A native of Franconia, Andreas Karlstadt was originally a professor of theology at the University of Wittenberg and also held a canonicate (or Arch-Deaconry) at the Wittenberg All Saints’ Monastery. Alongside Martin Luther, he was among the early figureheads of the evangelical movement. Just like Luther, in 1520 he received the Papal Bull of Excommunication. While Luther was “carried off” to the Wartburg, Karlstadt remained in Wittenberg and played a significant role in shaping events during this time: As early as 1521, he celebrated the first public Protestant mass and preached in German. In his 1522 tract “Löbliche Ordnung der Fürstlichen Stat Wittemberg” he presented his version of a Christian (Protestant) city: A Protestant mass should be introduced, images of the saints prohibited, immoral institutions such as the brothel closed, and clearly defined care introduced for the poor, widows, and orphans, including the prohibition of begging. This social welfare system was to be funded from a single municipal source through the establishment of a “common chest.” This change in church life and the radicalization of the Protestant movement advanced by Karlstadt came to an abrupt end when Luther returned to Wittenberg in March 1522. Luther advocated moderate reforms and asserted his claim as ‘first-called reformer’ while Karlstadt was prohibited from continuing to preach at the collegiate church in Wittenberg and was to limit himself exclusively to his academic activities. The rebuke was made even clearer by the university press censorship imposed on his writings. This was an unsatisfactory situation for Karlstadt because he not only lost his claim to leadership in the Wittenberg Protestant movement, but also perceived Luther’s moderate reforms as a restoration of Roman Catholic values.
As a result, Karlstadt moved to Orlamünde in late 1523. The local rectorate was incorporated into the Arch-Deaconry in Wittenberg and was also served by a vicar. Karlstadt hoped to distance himself from the events in Wittenberg events and initially established a simple life as “farmer Andreas.” In Orlamünde he was also able to resume the parish reformation activities he had begun in Wittenberg unchallenged. The church service was thus fundamentally changed in the Protestant sense: Communion in both forms was introduced, the Latin mass and the veneration of the saints were abolished, and the sermon was delivered in German. Images of saints were banished from the church and the practice of infant baptisms discontinued. This was intended to enable the faithful to better follow the example of Christ. Lay piety and the congregation itself ranked very highly according to Karlstadt’s fundamental theological understanding. He granted the congregation great religious autonomy and room for active participation.

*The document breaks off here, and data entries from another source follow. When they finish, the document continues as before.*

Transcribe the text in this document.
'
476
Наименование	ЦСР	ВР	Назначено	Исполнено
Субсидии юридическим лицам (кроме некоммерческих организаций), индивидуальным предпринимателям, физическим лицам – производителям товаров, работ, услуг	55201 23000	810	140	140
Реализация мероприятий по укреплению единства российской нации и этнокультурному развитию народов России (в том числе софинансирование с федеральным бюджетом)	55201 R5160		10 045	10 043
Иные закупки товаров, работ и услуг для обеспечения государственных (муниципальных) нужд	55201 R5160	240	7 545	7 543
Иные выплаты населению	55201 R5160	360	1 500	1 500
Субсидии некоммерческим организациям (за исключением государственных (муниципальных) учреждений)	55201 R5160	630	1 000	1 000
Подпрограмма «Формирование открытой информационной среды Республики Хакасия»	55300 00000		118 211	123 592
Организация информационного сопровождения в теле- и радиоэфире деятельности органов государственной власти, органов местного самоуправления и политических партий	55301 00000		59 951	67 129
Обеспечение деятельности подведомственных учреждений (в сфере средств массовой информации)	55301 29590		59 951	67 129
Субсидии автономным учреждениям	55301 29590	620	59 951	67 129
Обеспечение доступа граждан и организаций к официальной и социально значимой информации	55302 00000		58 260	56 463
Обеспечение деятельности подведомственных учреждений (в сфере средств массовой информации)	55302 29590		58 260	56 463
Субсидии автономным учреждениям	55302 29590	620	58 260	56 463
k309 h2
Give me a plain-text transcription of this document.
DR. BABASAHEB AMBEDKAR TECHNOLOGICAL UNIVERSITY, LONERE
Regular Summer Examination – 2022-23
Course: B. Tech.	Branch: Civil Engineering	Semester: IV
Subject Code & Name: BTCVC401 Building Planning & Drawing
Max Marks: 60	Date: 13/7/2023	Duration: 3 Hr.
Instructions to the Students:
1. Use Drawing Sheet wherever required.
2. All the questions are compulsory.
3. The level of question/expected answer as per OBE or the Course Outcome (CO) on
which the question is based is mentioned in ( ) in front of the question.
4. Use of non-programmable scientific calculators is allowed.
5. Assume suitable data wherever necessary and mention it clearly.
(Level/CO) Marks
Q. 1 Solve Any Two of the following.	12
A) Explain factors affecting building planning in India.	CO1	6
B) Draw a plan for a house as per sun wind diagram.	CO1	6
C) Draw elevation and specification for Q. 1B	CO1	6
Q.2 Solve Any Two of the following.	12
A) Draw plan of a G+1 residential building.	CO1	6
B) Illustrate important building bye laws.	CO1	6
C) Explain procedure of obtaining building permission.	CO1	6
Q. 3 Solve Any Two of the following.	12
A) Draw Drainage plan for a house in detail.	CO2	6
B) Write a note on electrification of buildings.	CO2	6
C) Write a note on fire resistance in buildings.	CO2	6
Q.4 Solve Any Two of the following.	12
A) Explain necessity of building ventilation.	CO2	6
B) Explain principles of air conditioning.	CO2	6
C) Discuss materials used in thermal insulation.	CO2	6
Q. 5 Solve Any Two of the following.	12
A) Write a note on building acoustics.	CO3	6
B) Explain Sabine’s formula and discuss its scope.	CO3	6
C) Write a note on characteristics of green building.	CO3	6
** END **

However, this understanding of the church meant that he deviated greatly from the prevailing liturgical practice in Wittenberg. This is precisely why Luther and the sovereign authorities became suspicious. Initial interventions against his published writings started in January 1524. In the months that followed, attempts were made to bring Karlstadt back to the university and the All Saints’ Monastery in Wittenberg so he could resume his teaching duties there and - not at all insignificantly - so that he would be easier to control. Karlstadt decidedly rejected this request, as the letter shows. In this letter, he requested written confirmation of whether the elector accepted his resignation and at the same time he hoped to receive the remaining monies from the Wittenberg benefices. The subsequent reaction of the electoral government can be understood only in connection with the events that took place in parallel. In July 1524, Thomas Müntzer gave his so-called Sermon to the Princes, in which he openly attacked the authorities. Karlstadt and his radical work in Orlamünde were now perceived as connected with Müntzer and he was perceived as an instigator who constituted a threat to the authorities and contributed to social destabilization. Luther was then commissioned by the electoral prince Johann Friedrich to visit the places where Karlstadt worked and to restore order. The irreconcilable difference between Luther and Karlstadt became increasingly obvious. Despite the vote of the residents of Orlamünde, who declared Karlstadt their rightful pastor, the dispute ended with Karlstadt’s expulsion from the Electorate of Saxony in the fall of 1524.